Again, his eyes slid to those large doors that shielded the hub of activity behind. His lips tautened as he shook his head. “Here? Da, if anything it is worse. At the airport, there were men from all sides patrolling, trying to get their hit. Not just ours, or Italian. . . . Means the infighting here has to be even worse. If the Scandinavians are even sniffing about. . .” His fingers flexed around mine, and I noticed the blue in his eyes was gleaming.

“I don’t understand, shouldn’t we be safe here at your father’s?” He kept checking the windows like he was expecting an attack, or for someone to be next to the car with their ear pressed against the glass. It made me uneasy.

And so did the handgun he pulled from beneath the seat.

It was matte black, the serial numbers long since rubbed off the metal, the barrel imposing and filling the vehicle with a very real, very present threat.
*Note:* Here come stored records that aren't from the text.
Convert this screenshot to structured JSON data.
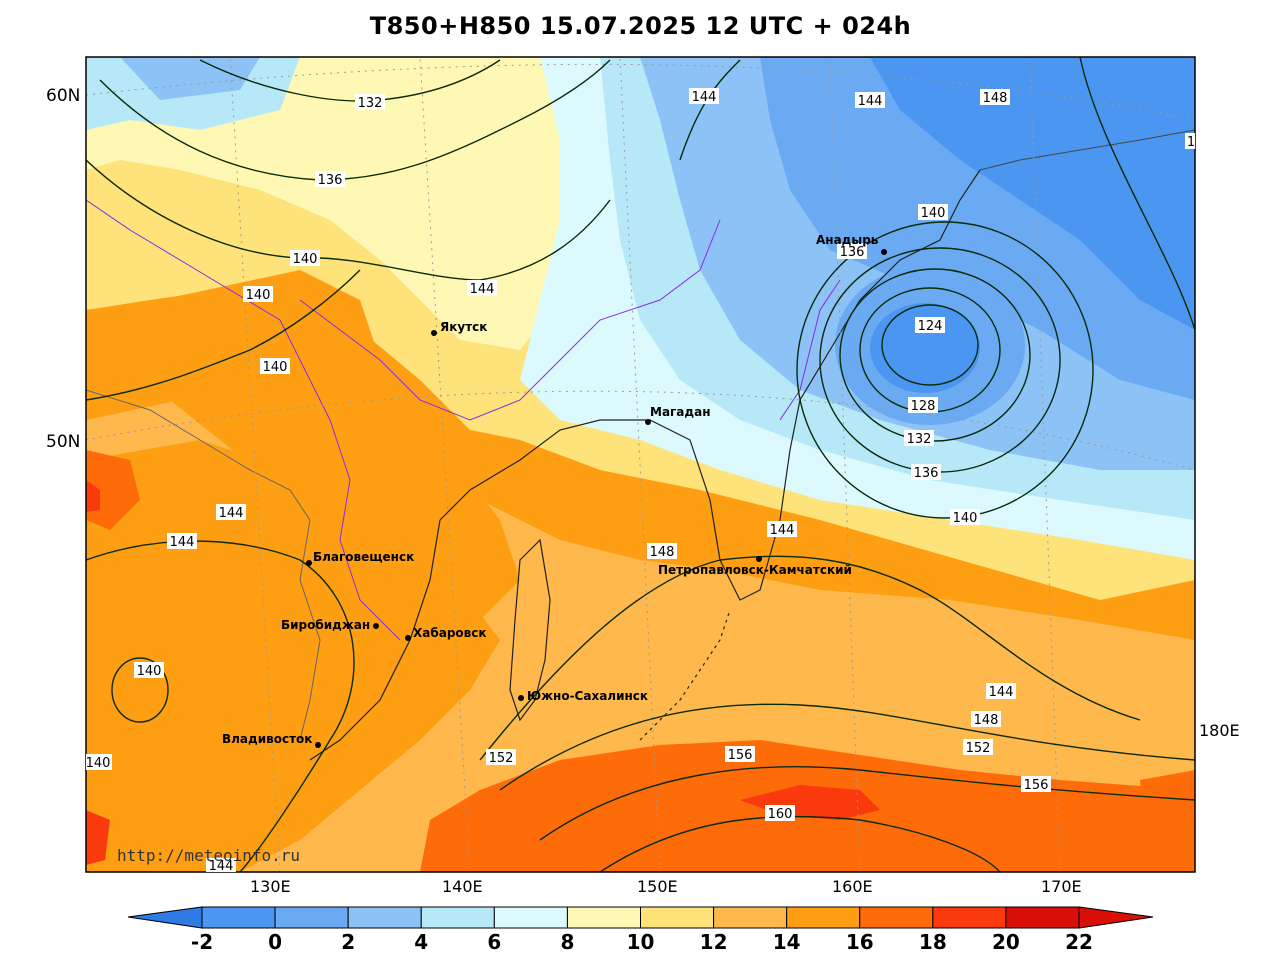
{
  "title": "T850+H850 15.07.2025 12 UTC + 024h",
  "watermark": "http://meteoinfo.ru",
  "lat_labels": [
    "60N",
    "50N"
  ],
  "lon_labels": [
    "130E",
    "140E",
    "150E",
    "160E",
    "170E",
    "180E"
  ],
  "colorbar": {
    "ticks": [
      "-2",
      "0",
      "2",
      "4",
      "6",
      "8",
      "10",
      "12",
      "14",
      "16",
      "18",
      "20",
      "22"
    ],
    "colors": [
      "#3b88ee",
      "#4b96f0",
      "#6aaaf2",
      "#8cc2f6",
      "#b6e8f8",
      "#dcfafe",
      "#fef8b4",
      "#fee27a",
      "#feb84c",
      "#fe9e12",
      "#fe6c0a",
      "#fa3a0c",
      "#d81008",
      "#2f7be6"
    ]
  },
  "cities": [
    "Якутск",
    "Магадан",
    "Анадырь",
    "Благовещенск",
    "Биробиджан",
    "Хабаровск",
    "Петропавловск-Камчатский",
    "Южно-Сахалинск",
    "Владивосток"
  ],
  "contour_labels": [
    "132",
    "136",
    "140",
    "140",
    "140",
    "144",
    "144",
    "144",
    "148",
    "1",
    "140",
    "136",
    "124",
    "128",
    "132",
    "136",
    "140",
    "144",
    "144",
    "148",
    "144",
    "140",
    "152",
    "156",
    "160",
    "156",
    "152",
    "148",
    "144",
    "140",
    "144"
  ]
}
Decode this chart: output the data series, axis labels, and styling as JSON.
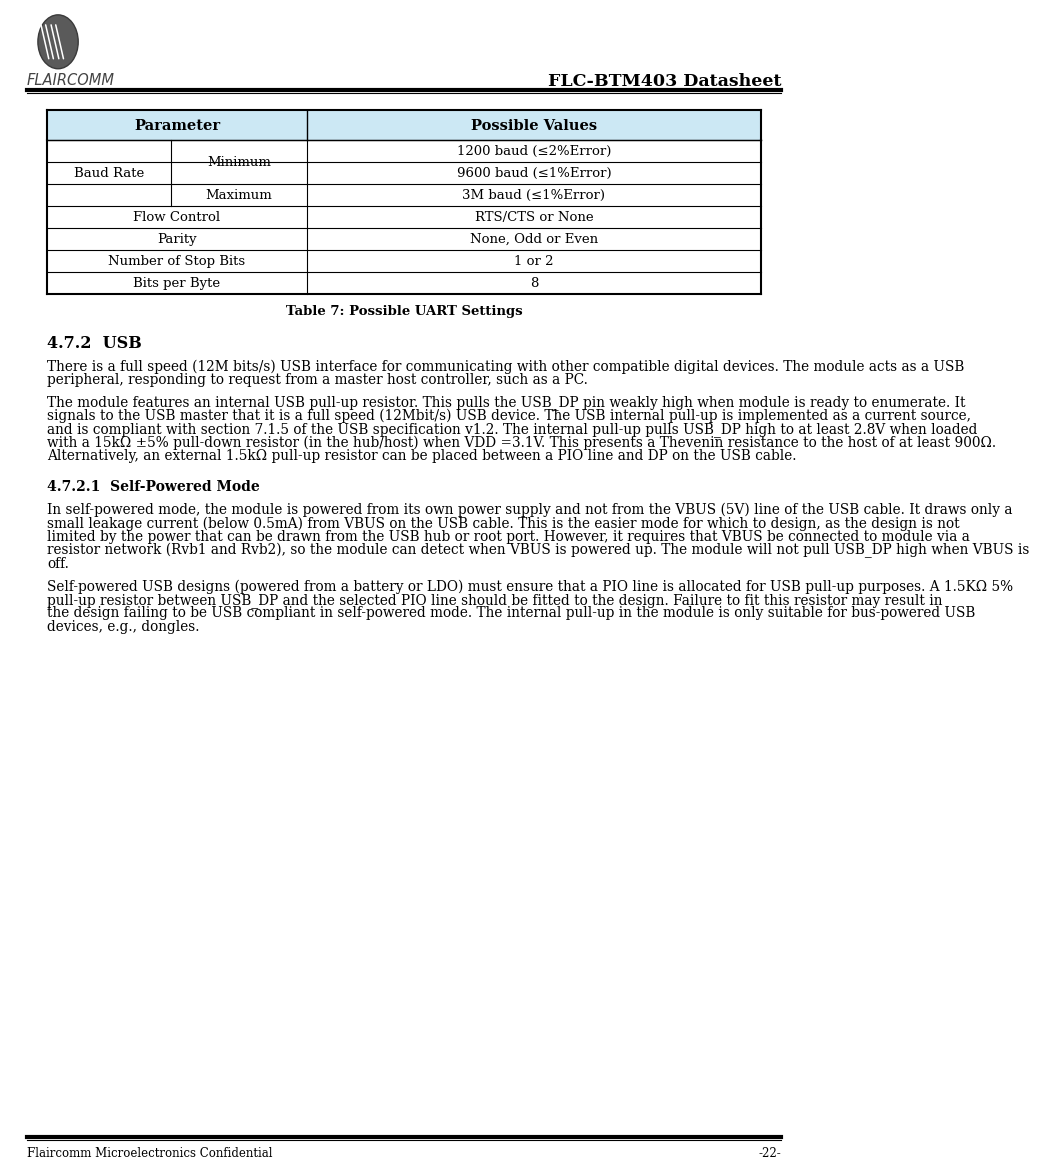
{
  "page_width": 10.17,
  "page_height": 15.02,
  "bg_color": "#ffffff",
  "header_title": "FLC-BTM403 Datasheet",
  "footer_left": "Flaircomm Microelectronics Confidential",
  "footer_right": "-22-",
  "logo_text": "FLAIRCOMM",
  "table_caption": "Table 7: Possible UART Settings",
  "section_title": "4.7.2  USB",
  "subsection_title": "4.7.2.1  Self-Powered Mode",
  "table_header_bg": "#cce8f4",
  "header_col1": "Parameter",
  "header_col2": "Possible Values",
  "para1": "There is a full speed (12M bits/s) USB interface for communicating with other compatible digital devices. The module acts as a USB peripheral, responding to request from a master host controller, such as a PC.",
  "para2": "The module features an internal USB pull-up resistor. This pulls the USB_DP pin weakly high when module is ready to enumerate. It signals to the USB master that it is a full speed (12Mbit/s) USB device. The USB internal pull-up is implemented as a current source, and is compliant with section 7.1.5 of the USB specification v1.2. The internal pull-up pulls USB_DP high to at least 2.8V when loaded with a 15kΩ ±5% pull-down resistor (in the hub/host) when VDD =3.1V. This presents a Thevenin resistance to the host of at least 900Ω. Alternatively, an external 1.5kΩ pull-up resistor can be placed between a PIO line and DP on the USB cable.",
  "para3": "In self-powered mode, the module is powered from its own power supply and not from the VBUS (5V) line of the USB cable. It draws only a small leakage current (below 0.5mA) from VBUS on the USB cable. This is the easier mode for which to design, as the design is not limited by the power that can be drawn from the USB hub or root port. However, it requires that VBUS be connected to module via a resistor network (Rvb1 and Rvb2), so the module can detect when VBUS is powered up. The module will not pull USB_DP high when VBUS is off.",
  "para4": "Self-powered USB designs (powered from a battery or LDO) must ensure that a PIO line is allocated for USB pull-up purposes. A 1.5KΩ 5% pull-up resistor between USB_DP and the selected PIO line should be fitted to the design. Failure to fit this resistor may result in the design failing to be USB compliant in self-powered mode. The internal pull-up in the module is only suitable for bus-powered USB devices, e.g., dongles."
}
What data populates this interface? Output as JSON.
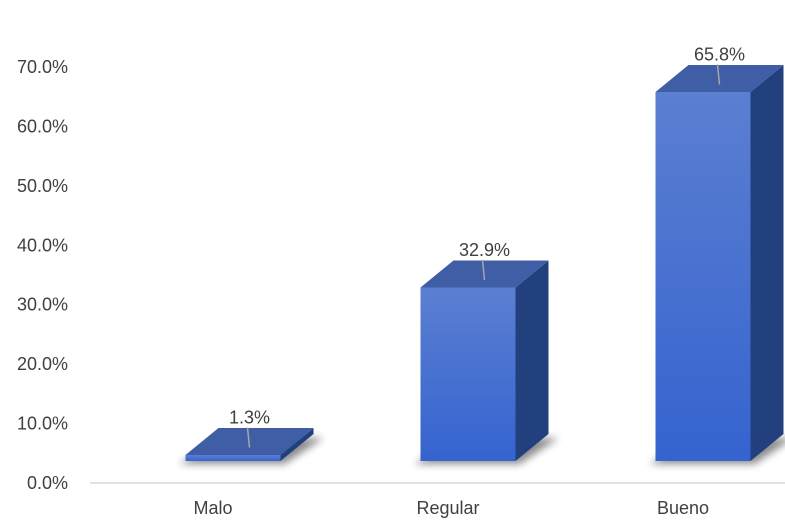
{
  "chart_data": {
    "type": "bar",
    "categories": [
      "Malo",
      "Regular",
      "Bueno"
    ],
    "values": [
      1.3,
      32.9,
      65.8
    ],
    "data_labels": [
      "1.3%",
      "32.9%",
      "65.8%"
    ],
    "yticks": [
      "0.0%",
      "10.0%",
      "20.0%",
      "30.0%",
      "40.0%",
      "50.0%",
      "60.0%",
      "70.0%"
    ],
    "ylim": [
      0,
      70
    ],
    "grid": false,
    "legend": "none",
    "colors": {
      "front_top": "#5b7fd1",
      "front_bottom": "#3563cf",
      "side": "#22407e",
      "top": "#3f5ea6",
      "axis": "#d9d9d9",
      "text": "#404040",
      "leader": "#a6a6a6"
    }
  }
}
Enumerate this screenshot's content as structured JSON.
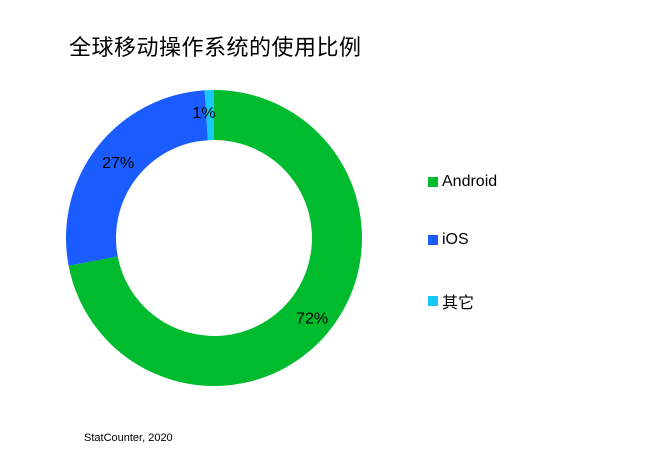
{
  "chart_data": {
    "type": "pie",
    "title": "全球移动操作系统的使用比例",
    "categories": [
      "Android",
      "iOS",
      "其它"
    ],
    "values": [
      72,
      27,
      1
    ],
    "labels": [
      "72%",
      "27%",
      "1%"
    ],
    "colors": [
      "#00bb2d",
      "#1a5cff",
      "#17c7f5"
    ],
    "donut": true,
    "legend_position": "right"
  },
  "source": "StatCounter, 2020"
}
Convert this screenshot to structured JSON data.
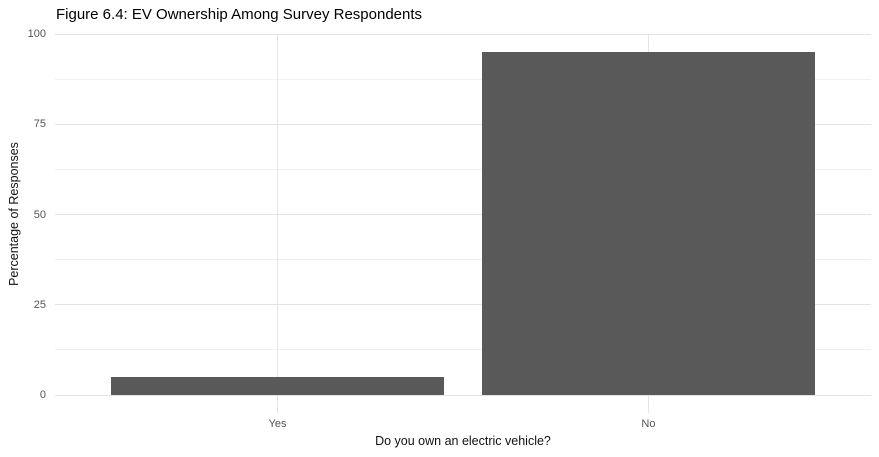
{
  "chart_data": {
    "type": "bar",
    "title": "Figure 6.4: EV Ownership Among Survey Respondents",
    "categories": [
      "Yes",
      "No"
    ],
    "values": [
      5,
      95
    ],
    "xlabel": "Do you own an electric vehicle?",
    "ylabel": "Percentage of Responses",
    "ylim": [
      0,
      100
    ],
    "yticks": [
      0,
      25,
      50,
      75,
      100
    ],
    "yticks_minor": [
      12.5,
      37.5,
      62.5,
      87.5
    ],
    "grid": "horizontal major+minor; vertical major at category centers",
    "legend": "none",
    "bar_width_fraction": 0.9
  },
  "style": {
    "bar_fill": "#595959",
    "grid_major": "#e4e4e4",
    "grid_minor": "#f1f1f1",
    "tick_label_color": "#555555",
    "axis_title_color": "#111111",
    "title_color": "#000000",
    "background": "#ffffff"
  }
}
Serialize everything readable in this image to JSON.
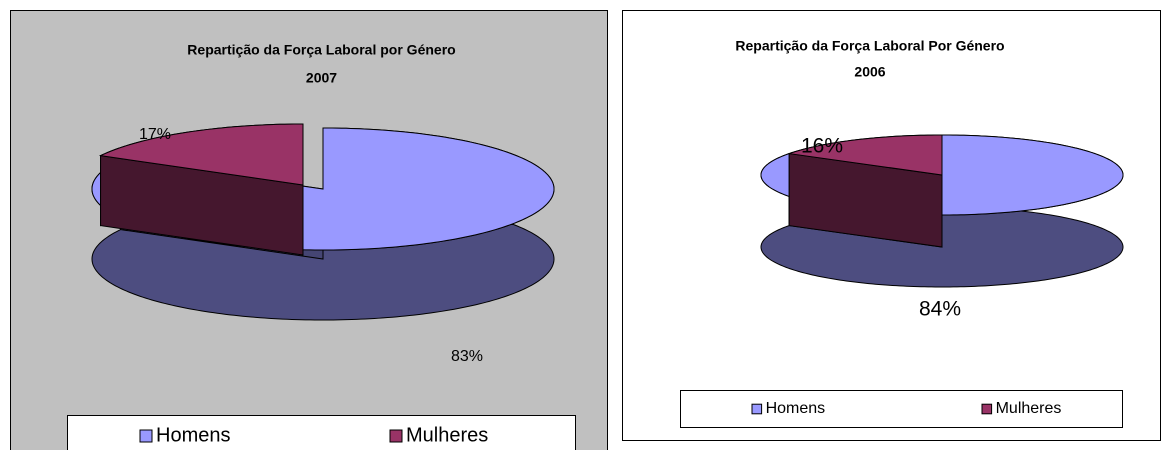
{
  "chart_data": [
    {
      "type": "pie3d",
      "title": "Repartição da Força Laboral por Género",
      "subtitle": "2007",
      "categories": [
        "Homens",
        "Mulheres"
      ],
      "values": [
        83,
        17
      ],
      "value_labels": [
        "83%",
        "17%"
      ],
      "colors": [
        "#9999ff",
        "#993366"
      ],
      "legend": "bottom"
    },
    {
      "type": "pie3d",
      "title": "Repartição da Força Laboral Por Género",
      "subtitle": "2006",
      "categories": [
        "Homens",
        "Mulheres"
      ],
      "values": [
        84,
        16
      ],
      "value_labels": [
        "84%",
        "16%"
      ],
      "colors": [
        "#9999ff",
        "#993366"
      ],
      "legend": "bottom"
    }
  ]
}
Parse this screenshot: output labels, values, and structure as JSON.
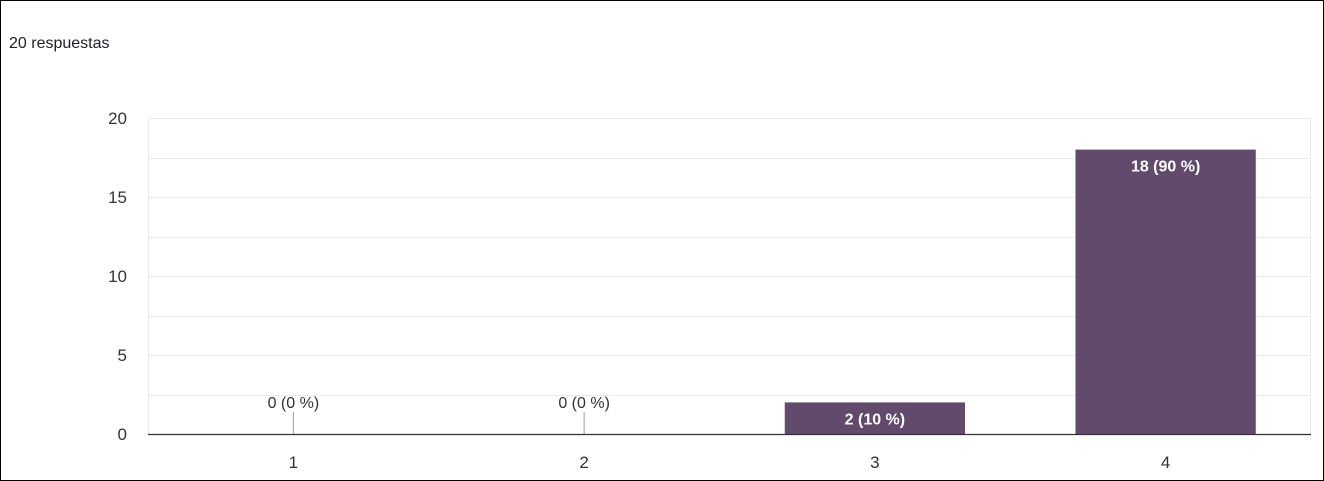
{
  "response_count": "20 respuestas",
  "colors": {
    "bar": "#614a6b",
    "grid": "#ebebeb",
    "axis": "#333333",
    "label_inside": "#ffffff",
    "label_outside": "#333333"
  },
  "chart_data": {
    "type": "bar",
    "categories": [
      "1",
      "2",
      "3",
      "4"
    ],
    "values": [
      0,
      0,
      2,
      18
    ],
    "data_labels": [
      "0 (0 %)",
      "0 (0 %)",
      "2 (10 %)",
      "18 (90 %)"
    ],
    "ylim": [
      0,
      20
    ],
    "yticks": [
      0,
      5,
      10,
      15,
      20
    ],
    "grid": true,
    "legend": "none"
  }
}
I knew he didn’t mean it to be one. He offered it to me, his shuttered gaze just as serious as before. Where I had felt guilty for hiding from him what I knew, I now felt outright disgusting. He was handing me that gun as if he could trust me with it.

My fingers closed carefully around the handle. I swallowed heavily against the sudden dryness of my mouth.He shouldn’t trust me. He had no idea how much I actually wanted to be holding this gun right now, and not with the safety trigger engaged like it was. I wanted to take the gun into the giant mansion and take out my bone-shaking fury on the man who had caused it all.

Papa Koalistia.

I wanted him to pay.

“Just in case,” Dmitry said solemnly, releasing his fingers from the gun. “I don’t want to end up in another situation like the last time we were here, da? I know you won’t run . . . and if you won’t run, you have to be prepared to shoot. You understand?” He eyed me appraisingly as if looking for any hint of hesitation, and my nod was exactly that: hesitant.

He was asking me to shoot, but not the man that I wanted dead so badly. I could feel that tangle inside me, extending its roots and knotting further as I shifted my weight closer to the door and further from the husband who, only hours before, I had stuck to like Velcro.